I/O requests taking longer than 15 seconds to complete

  • This is a Win2008R2 SQL2008R2 SP2 active/passive cluster.

    I am getting these messages when I run an UPDATE STATS on a large table consistently. SQL Server has encountered 907 occurrence(s) of I/O requests taking longer than 15 seconds to complete on file [V:\MSSQL10_50.MSSQLSERVER\MSSQL\DATA\tempdb2.ndf] in database [tempdb] (2). The OS file handle is 0x00000000000011D0. The offset of the latest long I/O is: 0x00000139500000

    The storage guys have specifically showed me that the storage is responding to these requests in less than 10ms so it isn't the storage. I know it isn't the storage so it has to be something in between but what? Anyone have this issue or have ANY ideas of what I can do to further narrow down what is causing this? I have four other SQL Servers with this issue as well... however, we have some quite sizeable SQL Servers here that do not have the problem so it isn't for every one.

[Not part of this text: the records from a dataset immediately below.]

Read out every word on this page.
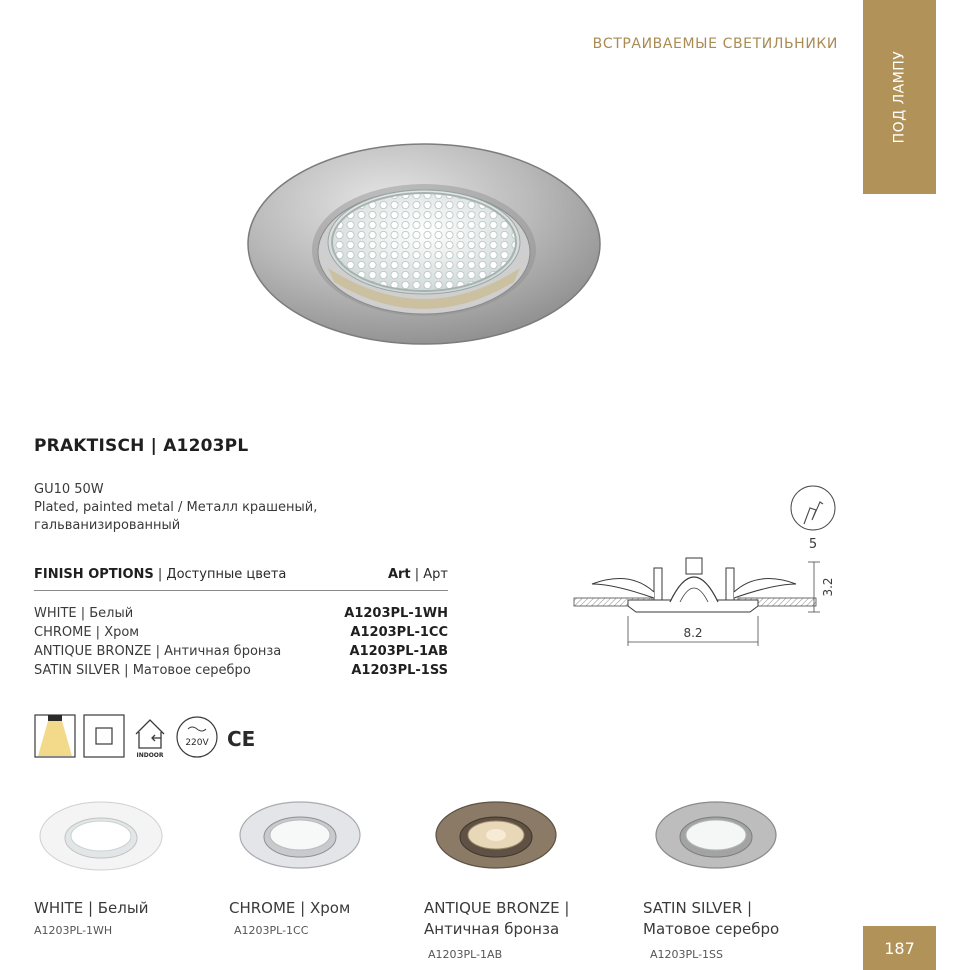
ПОД ЛАМПУ
ВСТРАИВАЕМЫЕ СВЕТИЛЬНИКИ
PRAKTISCH | A1203PL
GU10 50W
Plated, painted metal / Металл крашеный,
гальванизированный
FINISH OPTIONS | Доступные цвета	Art | Арт
WHITE | Белый	A1203PL-1WH
CHROME | Хром	A1203PL-1CC
ANTIQUE BRONZE | Античная бронза	A1203PL-1AB
SATIN SILVER | Матовое серебро	A1203PL-1SS
INDOOR
220V CE
5
3.2
8.2
WHITE | Белый
A1203PL-1WH
CHROME | Хром
A1203PL-1CC
ANTIQUE BRONZE |
Античная бронза
A1203PL-1AB
SATIN SILVER |
Матовое серебро
A1203PL-1SS	187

    Any help would be appreciated.

  • I recently got a bunch of those, that were caused by a network issue in the connection to the SAN.

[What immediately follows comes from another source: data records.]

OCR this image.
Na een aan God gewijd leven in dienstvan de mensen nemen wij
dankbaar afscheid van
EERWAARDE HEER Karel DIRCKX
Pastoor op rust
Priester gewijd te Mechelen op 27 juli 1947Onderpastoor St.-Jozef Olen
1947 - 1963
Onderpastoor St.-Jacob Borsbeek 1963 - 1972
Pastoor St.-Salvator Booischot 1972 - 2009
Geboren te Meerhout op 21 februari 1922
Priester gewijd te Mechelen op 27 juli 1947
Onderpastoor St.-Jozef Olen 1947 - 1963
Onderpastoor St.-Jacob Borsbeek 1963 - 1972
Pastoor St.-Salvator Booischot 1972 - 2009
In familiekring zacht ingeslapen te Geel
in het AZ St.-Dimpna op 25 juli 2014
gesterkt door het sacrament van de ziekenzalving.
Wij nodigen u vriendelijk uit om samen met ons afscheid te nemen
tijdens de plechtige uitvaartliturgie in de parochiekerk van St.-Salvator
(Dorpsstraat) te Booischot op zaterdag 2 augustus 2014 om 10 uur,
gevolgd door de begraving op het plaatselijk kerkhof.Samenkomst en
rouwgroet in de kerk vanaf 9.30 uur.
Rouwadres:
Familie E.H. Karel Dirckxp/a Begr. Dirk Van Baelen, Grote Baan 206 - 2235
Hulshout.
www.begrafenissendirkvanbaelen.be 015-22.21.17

    - Gus "GSquared", RSVP, OODA, MAP, NMVP, FAQ, SAT, SQL, DNA, RNA, UOI, IOU, AM, PM, AD, BC, BCE, USA, UN, CF, ROFL, LOL, ETC
    Property of The Thread

    "Nobody knows the age of the human race, but everyone agrees it's old enough to know better." - Anon

  • Interesting. However, the SAN team tells me.. if we had problems with the SAN or connectivity many other larger systems not on SQL Server would be complaining up and down and there has been none of that.

  • What monitoring stats have you collected so far to supply to your SAN and infrastructure teams.

    In between the SAN and the SQL Server you have all the other software\hardware components, these all need to be checked. Capture disk latency and throughput as a starter and discuss these with the SAN\Infrastructure teams.

    -----------------------------------------------------------------------------------------------------------

    "Ya can't make an omelette without breaking just a few eggs" 😉

  • When I run Update Stats on large tables and Integrity checks is the only time I see these. In Activity Monitor the DataFile I/O Response time in MS goes way up in spikes. I have shown them this. However, they show me the monitor from the SAN showing disk response of 8MS and under. They say the SAN is performing great and other Oracle and ESSBASE systems that hit the SAN harder are not having any issues. I just don't know what else to show them to convince them there is an issue and what to even look at.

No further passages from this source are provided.